Bertanya tentang asal-usul pengetahuan
berarti bertanya tentang sumber-sumber
pengetahuan dan dari mana pengetahuan yang
benar diperoleh. Bertanya tentang struktur berarti
bertanya tentang watak pengetahuan dan hakikat
kenyataan “di luar diri” subyek.

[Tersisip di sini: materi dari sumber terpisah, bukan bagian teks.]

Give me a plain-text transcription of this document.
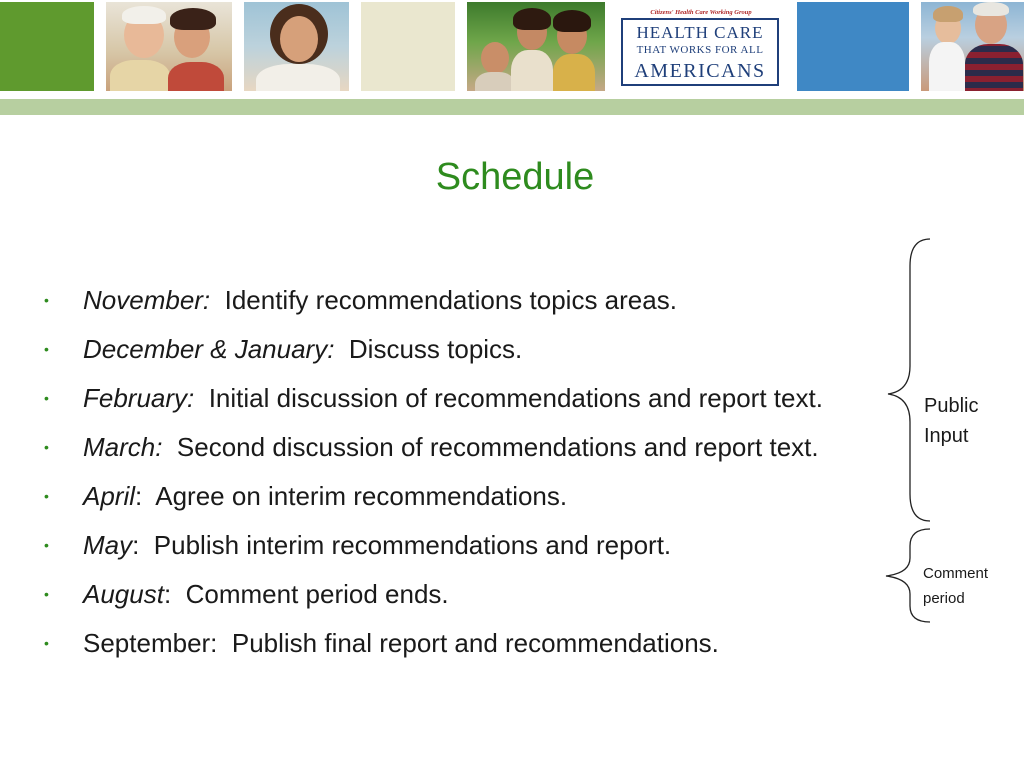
Citizens' Health Care Working Group
HEALTH CARE
THAT WORKS FOR ALL
AMERICANS
Schedule
• November:  Identify recommendations topics areas.
• December & January:  Discuss topics.
• February:  Initial discussion of recommendations and report text.
• March:  Second discussion of recommendations and report text.
• April:  Agree on interim recommendations.
• May:  Publish interim recommendations and report.
• August:  Comment period ends.
• September:  Publish final report and recommendations.
Public
Input
Comment
period
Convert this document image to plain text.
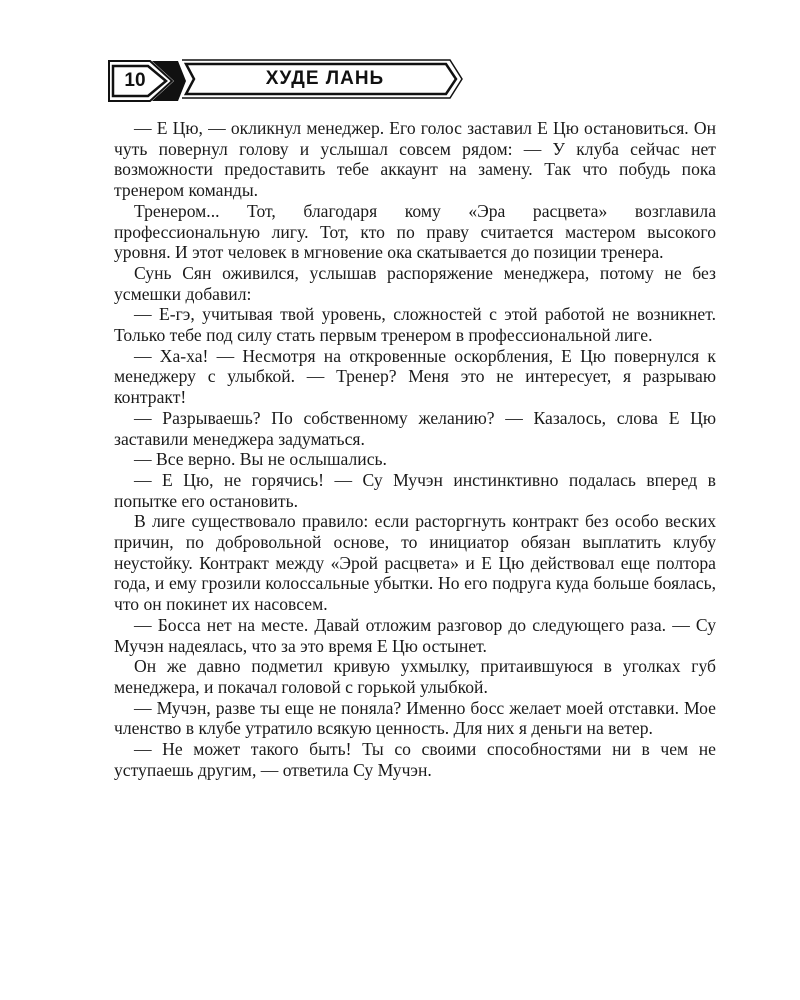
10	ХУДЕ ЛАНЬ

— Е Цю, — окликнул менеджер. Его голос заставил Е Цю остановиться. Он чуть повернул голову и услышал совсем рядом: — У клуба сейчас нет возможности предоставить тебе аккаунт на замену. Так что побудь пока тренером команды.

Тренером... Тот, благодаря кому «Эра расцвета» возглавила профессиональную лигу. Тот, кто по праву считается мастером высокого уровня. И этот человек в мгновение ока скатывается до позиции тренера.

Сунь Сян оживился, услышав распоряжение менеджера, потому не без усмешки добавил:

— Е-гэ, учитывая твой уровень, сложностей с этой работой не возникнет. Только тебе под силу стать первым тренером в профессиональной лиге.

— Ха-ха! — Несмотря на откровенные оскорбления, Е Цю повернулся к менеджеру с улыбкой. — Тренер? Меня это не интересует, я разрываю контракт!

— Разрываешь? По собственному желанию? — Казалось, слова Е Цю заставили менеджера задуматься.

— Все верно. Вы не ослышались.

— Е Цю, не горячись! — Су Мучэн инстинктивно подалась вперед в попытке его остановить.

В лиге существовало правило: если расторгнуть контракт без особо веских причин, по добровольной основе, то инициатор обязан выплатить клубу неустойку. Контракт между «Эрой расцвета» и Е Цю действовал еще полтора года, и ему грозили колоссальные убытки. Но его подруга куда больше боялась, что он покинет их насовсем.

— Босса нет на месте. Давай отложим разговор до следующего раза. — Су Мучэн надеялась, что за это время Е Цю остынет.

Он же давно подметил кривую ухмылку, притаившуюся в уголках губ менеджера, и покачал головой с горькой улыбкой.

— Мучэн, разве ты еще не поняла? Именно босс желает моей отставки. Мое членство в клубе утратило всякую ценность. Для них я деньги на ветер.

— Не может такого быть! Ты со своими способностями ни в чем не уступаешь другим, — ответила Су Мучэн.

Bertanya tentang
metode berarti bertanya tentang bagaimana
pengetahuan yang benar diperoleh, dan bertanya
35
tentang keabsahan berarti bertanya tentang
syarat kebenaran dan bagaimana membedakan
pengetahuan yang benar dengan yang tidak benar
(Titus, 1984:187-188)
Dalam logika ilmu pengetahuan sering
dibedakan apa yang disebut dengan konteks
penemuan ilmiah (context of scientific discovery)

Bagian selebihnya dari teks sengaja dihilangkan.